- From: Michael Sperberg-McQueen <U35395@UICVM.UIC.EDU>
- Date: Fri, 08 Nov 96 06:39:31 CST
- To: W3C SGML Working Group <w3c-sgml-wg@w3.org>
On Fri, 8 Nov 1996 00:24:37 -0500 Gavin Nicol said: > >I noticed in the XML WD that there is no allowance for zenkaku >spaces etc. in markup. This should be fixed. Thanks; it will be. All the characters identified by Unicode as having the property of being white space will be defined as part of XML's non-terminal S, and thus will be treated as separators within markup; we just haven't got around to transcribing the relevant character codes into the non-terminal yet. I had been thinking that all such separators except NBSP should also be subject to XML's white-space normalization rules (reduction of any span of white-space characters to a single SPACE -- i.e. U+0020 -- unless white-space preservation is turned on), but I am now wondering if that is the right behavior. I have no experience using these variant kinds of spaces. Presumably these are distinct from SPACE because they have some desirable property (such as marking 'word' boundaries not otherwise detectable by software) and I'm not sure reducing them to SPACE is the correct behavior.

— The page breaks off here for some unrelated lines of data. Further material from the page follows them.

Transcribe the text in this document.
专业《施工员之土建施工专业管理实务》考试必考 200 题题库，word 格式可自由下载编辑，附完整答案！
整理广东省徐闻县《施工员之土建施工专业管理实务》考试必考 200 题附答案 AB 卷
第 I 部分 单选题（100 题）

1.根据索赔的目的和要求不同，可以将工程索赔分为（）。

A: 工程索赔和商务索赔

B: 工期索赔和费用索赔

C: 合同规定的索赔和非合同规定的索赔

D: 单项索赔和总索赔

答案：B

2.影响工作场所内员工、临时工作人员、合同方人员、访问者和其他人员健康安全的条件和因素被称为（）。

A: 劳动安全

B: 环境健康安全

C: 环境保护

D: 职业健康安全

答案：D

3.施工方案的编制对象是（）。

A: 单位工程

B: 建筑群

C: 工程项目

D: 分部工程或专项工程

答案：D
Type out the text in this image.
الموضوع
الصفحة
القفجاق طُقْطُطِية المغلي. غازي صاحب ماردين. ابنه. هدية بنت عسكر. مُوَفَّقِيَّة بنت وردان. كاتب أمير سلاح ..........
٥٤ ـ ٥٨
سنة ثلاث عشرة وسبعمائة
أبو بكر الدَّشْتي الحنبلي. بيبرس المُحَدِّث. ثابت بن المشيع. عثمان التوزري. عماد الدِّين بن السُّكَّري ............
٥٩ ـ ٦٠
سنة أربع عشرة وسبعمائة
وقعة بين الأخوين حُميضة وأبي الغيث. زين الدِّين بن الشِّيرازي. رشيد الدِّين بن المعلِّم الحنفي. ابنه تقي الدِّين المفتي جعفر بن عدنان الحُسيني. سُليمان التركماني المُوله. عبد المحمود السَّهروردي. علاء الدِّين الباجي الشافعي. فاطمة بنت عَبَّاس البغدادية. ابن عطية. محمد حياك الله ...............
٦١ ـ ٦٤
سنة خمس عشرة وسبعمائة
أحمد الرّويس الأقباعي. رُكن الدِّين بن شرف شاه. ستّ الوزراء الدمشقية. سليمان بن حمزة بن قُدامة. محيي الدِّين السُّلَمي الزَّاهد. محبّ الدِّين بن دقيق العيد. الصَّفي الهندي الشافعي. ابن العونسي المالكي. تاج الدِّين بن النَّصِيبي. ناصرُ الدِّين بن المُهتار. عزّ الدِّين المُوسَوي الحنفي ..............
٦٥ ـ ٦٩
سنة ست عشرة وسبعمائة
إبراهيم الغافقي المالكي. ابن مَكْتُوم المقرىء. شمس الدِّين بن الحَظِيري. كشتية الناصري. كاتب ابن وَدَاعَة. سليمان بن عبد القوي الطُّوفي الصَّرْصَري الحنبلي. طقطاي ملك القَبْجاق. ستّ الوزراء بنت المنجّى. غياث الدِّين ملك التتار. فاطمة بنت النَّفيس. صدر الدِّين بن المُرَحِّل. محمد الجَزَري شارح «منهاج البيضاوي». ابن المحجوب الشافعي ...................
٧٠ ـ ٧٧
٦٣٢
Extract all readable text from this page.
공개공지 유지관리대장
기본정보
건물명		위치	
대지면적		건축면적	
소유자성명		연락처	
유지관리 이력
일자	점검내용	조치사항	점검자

I18nists, speak up now. Reduce them all or not? In favor: it's simple behavior, it is easily understood, and all white space is treated the same. Against: well, I don't know whether there is any argument against, that's what I am asking: *is* there an argument against? Is the distinction between SPACE, half-width space, en-space, em-space, double-width space, zenkaku space, etc., to be preserved in a way that the distinction between SPACE and TAB is not preserved? Should some white space characters be leveled and others not? We were not planning to level NBSP, since one common use for it is to try to prevent such white-space normalization in specific cases; should other 10646 white-space characters also be exempt? Which? -C. M. Sperberg-McQueen
Received on Friday, 8 November 1996 07:53:44 UTC